Interview I Kilian Bron nous raconte son documentaire au Népal, Mandala
Par Candice Tupin -

À 33 ans, Kilian Bron est une figure majeure de la scène VTT internationale. Sur une crête, au sommet d’une falaise, d’un volcan ou d’une dune, Kilian mêle pilotage et créativité. Après « Dolomites », le premier volet de sa nouvelle série de documentaires, il présente « Mandala », tourné au Népal.
Depuis plusieurs années, Kilian Bron évolue loin des schémas des athlètes vélo classiques, des fédérations et des compétitions. Il se concentre principalement sur un travail d’image qui tend à s’élargir. Pour le tournage de ce nouveau documentaire, il est parti en direction du Népal, à la recherche d’un sentiment d’isolement, en quête de rencontres humaines, avec toujours une petite dose d’aventure. Il revient chargé de tout cela, conscient d’avoir confronté sa réalité à celle d’un pays où vivre simplement, selon nos critères occidentaux, est parfois complexe.
Nous avons assisté à l’avant-première de Mandala, son dernier film. Pendant 1h15, Mandala nous plonge dans les coulisses d’une aventure en terre méconnue avec Kilian Bron et une fidèle équipe de vidéastes et photographes (Valentin Birant, Pierre Henni et Pierre Vieira). Nous nous sommes assis avec Kilian Bron, quelques heures avant sa première diffusion en salle de ce nouveau docu. ll se replonge dans ses souvenirs de voyage :
« Mandala » est le deuxième volet d’une série de documentaires, qu’est-ce qui diffère de « Dolomites » ?
Dans Dolomites, on abordait ma pratique sportive et ma vision de la montagne; avec Mandala, on s’est concentré sur l’aspect humain, les rencontres et l’authenticité. L’objectif n’était pas de faire un doublon mais de s’inscrire dans une continuité avec des thématiques différentes.
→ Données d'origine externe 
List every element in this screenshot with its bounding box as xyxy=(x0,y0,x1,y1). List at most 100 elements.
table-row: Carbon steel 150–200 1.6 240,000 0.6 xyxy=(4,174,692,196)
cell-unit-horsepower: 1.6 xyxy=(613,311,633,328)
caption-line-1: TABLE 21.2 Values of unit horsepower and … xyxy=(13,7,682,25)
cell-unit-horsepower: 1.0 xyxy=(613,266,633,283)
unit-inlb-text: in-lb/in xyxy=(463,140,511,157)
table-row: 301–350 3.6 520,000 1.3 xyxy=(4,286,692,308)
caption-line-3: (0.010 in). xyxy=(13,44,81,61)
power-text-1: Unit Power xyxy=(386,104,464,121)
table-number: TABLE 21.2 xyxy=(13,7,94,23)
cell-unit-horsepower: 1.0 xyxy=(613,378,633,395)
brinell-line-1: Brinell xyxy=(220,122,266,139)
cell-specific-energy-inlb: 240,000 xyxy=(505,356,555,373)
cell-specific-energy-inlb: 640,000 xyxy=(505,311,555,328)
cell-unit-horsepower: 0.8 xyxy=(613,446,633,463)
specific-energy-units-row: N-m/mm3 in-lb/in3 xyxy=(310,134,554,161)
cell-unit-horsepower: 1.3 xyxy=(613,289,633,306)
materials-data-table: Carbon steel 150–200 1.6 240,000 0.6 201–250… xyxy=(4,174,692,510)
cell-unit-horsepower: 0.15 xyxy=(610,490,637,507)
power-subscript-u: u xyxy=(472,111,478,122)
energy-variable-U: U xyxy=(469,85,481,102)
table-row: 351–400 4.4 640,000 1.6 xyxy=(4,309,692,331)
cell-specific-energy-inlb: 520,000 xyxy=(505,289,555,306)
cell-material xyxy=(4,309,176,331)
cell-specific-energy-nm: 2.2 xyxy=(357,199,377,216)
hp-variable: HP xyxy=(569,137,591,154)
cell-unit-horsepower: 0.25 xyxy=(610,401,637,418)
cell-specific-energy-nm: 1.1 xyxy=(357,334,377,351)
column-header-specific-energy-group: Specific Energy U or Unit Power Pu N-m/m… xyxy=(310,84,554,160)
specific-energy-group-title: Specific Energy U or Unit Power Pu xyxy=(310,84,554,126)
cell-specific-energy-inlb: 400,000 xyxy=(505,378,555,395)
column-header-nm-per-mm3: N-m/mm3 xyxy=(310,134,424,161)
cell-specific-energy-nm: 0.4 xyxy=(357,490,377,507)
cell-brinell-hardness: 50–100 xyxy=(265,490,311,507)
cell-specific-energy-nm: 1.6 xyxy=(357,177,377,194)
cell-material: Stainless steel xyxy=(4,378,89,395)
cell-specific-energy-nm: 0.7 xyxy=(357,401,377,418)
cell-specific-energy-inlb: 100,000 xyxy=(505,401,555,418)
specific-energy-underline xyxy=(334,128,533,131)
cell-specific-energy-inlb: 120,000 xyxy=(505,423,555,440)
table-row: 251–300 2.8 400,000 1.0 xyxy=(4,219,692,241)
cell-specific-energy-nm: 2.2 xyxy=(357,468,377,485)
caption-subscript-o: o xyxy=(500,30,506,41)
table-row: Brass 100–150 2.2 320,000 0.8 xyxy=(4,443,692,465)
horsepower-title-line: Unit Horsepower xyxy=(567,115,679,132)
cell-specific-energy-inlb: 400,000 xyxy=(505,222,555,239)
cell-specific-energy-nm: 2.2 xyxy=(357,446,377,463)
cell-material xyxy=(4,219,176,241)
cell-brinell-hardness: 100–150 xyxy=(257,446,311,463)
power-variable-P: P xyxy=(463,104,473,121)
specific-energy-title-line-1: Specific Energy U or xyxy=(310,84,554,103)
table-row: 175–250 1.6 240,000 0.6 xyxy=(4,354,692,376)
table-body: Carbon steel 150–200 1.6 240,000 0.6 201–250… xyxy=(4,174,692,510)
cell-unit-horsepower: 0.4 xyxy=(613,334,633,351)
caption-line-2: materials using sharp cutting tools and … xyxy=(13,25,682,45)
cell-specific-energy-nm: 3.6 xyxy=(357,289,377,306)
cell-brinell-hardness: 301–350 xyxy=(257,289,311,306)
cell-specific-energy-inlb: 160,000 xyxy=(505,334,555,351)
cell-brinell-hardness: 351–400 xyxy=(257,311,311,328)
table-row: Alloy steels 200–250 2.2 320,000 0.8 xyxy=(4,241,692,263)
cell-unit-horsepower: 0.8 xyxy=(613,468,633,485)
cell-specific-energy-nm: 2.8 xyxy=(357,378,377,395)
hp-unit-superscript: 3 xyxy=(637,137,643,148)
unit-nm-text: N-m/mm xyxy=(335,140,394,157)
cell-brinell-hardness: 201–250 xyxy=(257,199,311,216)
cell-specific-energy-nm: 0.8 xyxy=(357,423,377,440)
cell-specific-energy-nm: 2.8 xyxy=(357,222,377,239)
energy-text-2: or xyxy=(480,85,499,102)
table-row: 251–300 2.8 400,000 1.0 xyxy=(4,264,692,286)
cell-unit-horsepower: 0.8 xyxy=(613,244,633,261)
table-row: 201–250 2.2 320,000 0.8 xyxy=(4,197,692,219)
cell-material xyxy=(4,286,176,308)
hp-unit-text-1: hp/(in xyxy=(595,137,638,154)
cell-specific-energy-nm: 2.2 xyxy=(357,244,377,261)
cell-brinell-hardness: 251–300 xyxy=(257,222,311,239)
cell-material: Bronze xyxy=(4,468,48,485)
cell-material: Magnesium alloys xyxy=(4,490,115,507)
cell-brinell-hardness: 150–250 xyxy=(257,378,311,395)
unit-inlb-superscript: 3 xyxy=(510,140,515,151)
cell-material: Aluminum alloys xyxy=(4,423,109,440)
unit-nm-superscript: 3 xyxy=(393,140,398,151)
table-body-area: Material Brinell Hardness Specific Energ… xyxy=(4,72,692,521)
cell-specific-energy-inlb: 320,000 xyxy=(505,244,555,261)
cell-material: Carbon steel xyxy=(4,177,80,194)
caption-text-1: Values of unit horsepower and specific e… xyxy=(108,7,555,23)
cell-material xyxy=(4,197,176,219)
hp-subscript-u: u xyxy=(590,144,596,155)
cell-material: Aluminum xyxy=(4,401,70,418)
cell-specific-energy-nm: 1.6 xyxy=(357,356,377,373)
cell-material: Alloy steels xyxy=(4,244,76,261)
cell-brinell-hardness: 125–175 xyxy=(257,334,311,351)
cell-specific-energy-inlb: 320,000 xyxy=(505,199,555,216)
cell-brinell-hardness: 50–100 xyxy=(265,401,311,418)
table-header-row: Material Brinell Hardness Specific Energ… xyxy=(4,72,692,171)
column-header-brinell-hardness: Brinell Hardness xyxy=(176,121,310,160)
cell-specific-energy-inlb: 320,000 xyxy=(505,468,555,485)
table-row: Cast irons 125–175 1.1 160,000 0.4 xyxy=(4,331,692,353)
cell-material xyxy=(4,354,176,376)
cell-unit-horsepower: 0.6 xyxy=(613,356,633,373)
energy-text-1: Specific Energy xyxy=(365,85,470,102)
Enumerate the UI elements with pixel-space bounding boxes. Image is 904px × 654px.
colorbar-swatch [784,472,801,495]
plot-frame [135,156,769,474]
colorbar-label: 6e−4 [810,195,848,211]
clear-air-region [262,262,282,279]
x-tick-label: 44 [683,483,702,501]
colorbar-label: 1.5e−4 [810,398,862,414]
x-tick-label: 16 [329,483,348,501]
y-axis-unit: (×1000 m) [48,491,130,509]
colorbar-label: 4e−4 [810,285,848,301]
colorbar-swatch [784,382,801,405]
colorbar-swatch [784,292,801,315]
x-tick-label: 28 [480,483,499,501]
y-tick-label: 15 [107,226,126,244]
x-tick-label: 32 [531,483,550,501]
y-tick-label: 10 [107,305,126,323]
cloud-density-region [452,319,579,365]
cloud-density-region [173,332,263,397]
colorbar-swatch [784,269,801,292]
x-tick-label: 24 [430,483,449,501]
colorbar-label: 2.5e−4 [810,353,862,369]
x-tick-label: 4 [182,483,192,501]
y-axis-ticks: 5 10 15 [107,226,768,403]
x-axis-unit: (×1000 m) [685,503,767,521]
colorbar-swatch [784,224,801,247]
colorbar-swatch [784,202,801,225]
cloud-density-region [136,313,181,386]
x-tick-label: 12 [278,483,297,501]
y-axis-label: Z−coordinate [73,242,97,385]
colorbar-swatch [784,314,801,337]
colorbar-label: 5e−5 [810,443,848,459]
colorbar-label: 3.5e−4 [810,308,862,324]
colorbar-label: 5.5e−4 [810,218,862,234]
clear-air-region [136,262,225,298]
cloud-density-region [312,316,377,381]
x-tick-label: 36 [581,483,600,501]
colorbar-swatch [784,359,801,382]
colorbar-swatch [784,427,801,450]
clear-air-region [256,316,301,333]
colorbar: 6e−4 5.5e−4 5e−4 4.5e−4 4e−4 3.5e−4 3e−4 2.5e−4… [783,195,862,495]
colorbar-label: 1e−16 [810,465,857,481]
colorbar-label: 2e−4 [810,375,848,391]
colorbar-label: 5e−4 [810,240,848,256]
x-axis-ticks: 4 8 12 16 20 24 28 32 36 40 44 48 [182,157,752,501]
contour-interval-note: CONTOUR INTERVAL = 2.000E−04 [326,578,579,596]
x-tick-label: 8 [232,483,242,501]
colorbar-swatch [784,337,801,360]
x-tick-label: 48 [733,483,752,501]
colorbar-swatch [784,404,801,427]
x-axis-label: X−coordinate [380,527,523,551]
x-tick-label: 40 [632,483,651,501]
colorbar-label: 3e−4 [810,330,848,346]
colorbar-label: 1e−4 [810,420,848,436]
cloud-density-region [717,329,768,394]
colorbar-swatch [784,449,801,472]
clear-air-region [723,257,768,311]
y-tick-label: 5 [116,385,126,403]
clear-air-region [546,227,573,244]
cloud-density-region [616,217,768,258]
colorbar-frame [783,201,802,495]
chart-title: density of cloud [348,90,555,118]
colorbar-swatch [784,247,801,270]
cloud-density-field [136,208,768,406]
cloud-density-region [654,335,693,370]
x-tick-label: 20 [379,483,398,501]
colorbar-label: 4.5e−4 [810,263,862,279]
Pourquoi avoir choisi le Népal ?
C’était le graal de ma vision alpine du vélo, un objectif “ultime”, autant pour les sommets, les paysages et la culture. Pour ce faire, on s’est éloigné au maximum des endroits sur fréquentés, en s’installant dans une vallée isolée du Dolpo.
C'est une chance énorme
Tu expliques que la rencontre avec les populations locales représentait un objectif au même titre que la performance sportive. Est-ce que tu as trouvé ce que tu cherchais ?
Dans un milieu comme le nôtre, on a tendance à évoluer avec des œillères et à ne pas s’ouvrir à d’autres sujets. Rencontrer les népalais m’a permis d’élargir ma vision, de grandir et d’évoluer. C’est une chance énorme. La plupart d’entre eux sont pauvres. Mais pauvres de quoi ? Ils vivent en famille, répondent à leurs besoins avec le strict nécessaire et ce bonheur leur suffit. Cette prise de conscience a redéfini notre notion de la richesse.
Mon vélo et nos caméras, c'est le lien social qui naît par la curiosité
Quelle a été la réaction de ces populations à la vue de ton équipe, de ton vélo et de tout ce matériel ?
C’est un moyen de nous rapprocher d’eux parce que ça les surprend. Mon vélo, nos caméras, c’est le lien social qui naît par la curiosité et qui crée le contact entre eux et nous.
Est-ce que tu as retrouvé cette culture de la montagne et de l’alpinisme chez les népalais ?
Beaucoup moins que ce que j’imaginais. Ce qui m’a marqué avec la culture népalaise, c’est la spiritualité, les croyances religieuses. Tout est rattaché à la terre et aux éléments qui t’entourent. Les chemins, eux, sont faits pour se déplacer de vallée en vallée, pas pour les loisirs ou pour la pratique de l’alpinisme.
Quels ont été les moments forts du périple ?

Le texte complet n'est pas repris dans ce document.